Komplotan Tidak Takut Hantu

Mohamad Novianto
Chapter #9

Bab 8 : Hantu Perempuan Rambut Berjuntai-juntai

Pagi ini Ari berangkat sekolah lebih pagi. Dia tidak membonceng ibunya. Pagi-pagi sekali dia sengaja berangkat naik bus. Sampai di sekolah dia cari tempat bersembunyi dekat parkir mobil. Ari berdiri di belakang papan majalah dinding. Tidak akan ada yang melihatnya di situ dan dia leluasa melihat area parkir. Ari masih penasaran dengan Tata. Satu persatu murid-murid berdatangan. Area parkir mulai penuh. Dan satu mobil Mercy warna hitam masuk dan parkir di tempat tak jauh dari Ari. Ari tahu mobil itu. Sopirnya pun keluar membukakan pintu belakang. Ari pun kenal sopirnya. Dia yang selalu mengantar Tata ke klinik psikiatri.
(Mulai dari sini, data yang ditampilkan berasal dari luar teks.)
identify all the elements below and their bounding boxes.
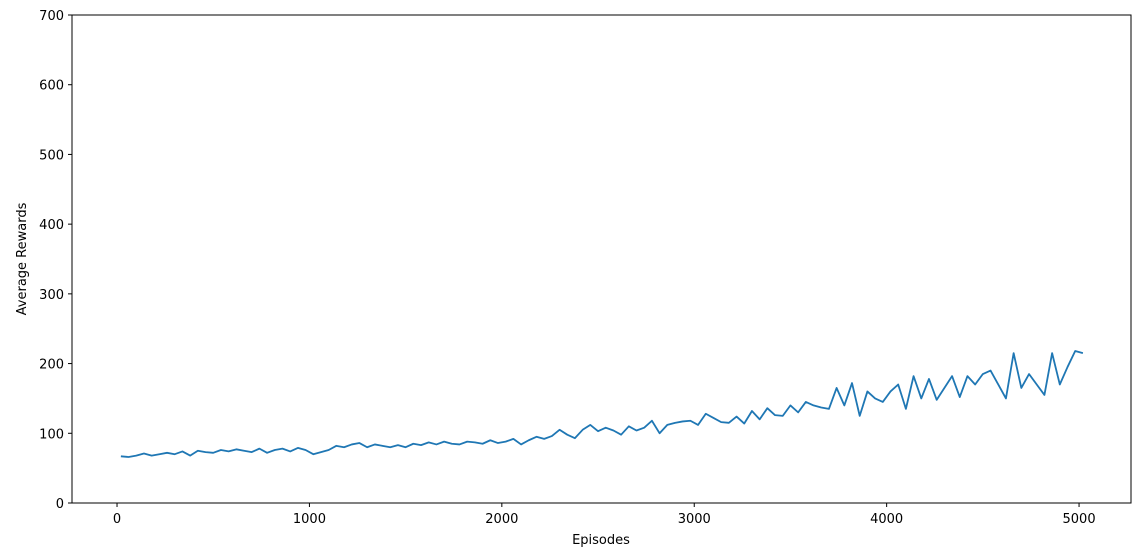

Saat Tata keluar dari mobil, dua murid perempuan menyambutnya. Mobil mereka mungkin terparkir di tempat lain. Mereka begitu ceria dan sepertinya sedang menunggu temannya yang lain. Hingga dua anak perempuan datang lagi dan mereka mulai berjalan meninggalkan area parkir sambil bercanda dan tertawa. Ari masih di tempatnya. Anak perempuan itu benar-benar Tata. Ari mulai berpikir Tata sekarang berubah. Karena dulu Tata begitu polos dan lembut. Mungkin karena Tata orang kaya, sekarang dia hanya mau berteman dengan anak yang kaya. Atau Tata sudah sembuh dan tidak melihat hantu lagi?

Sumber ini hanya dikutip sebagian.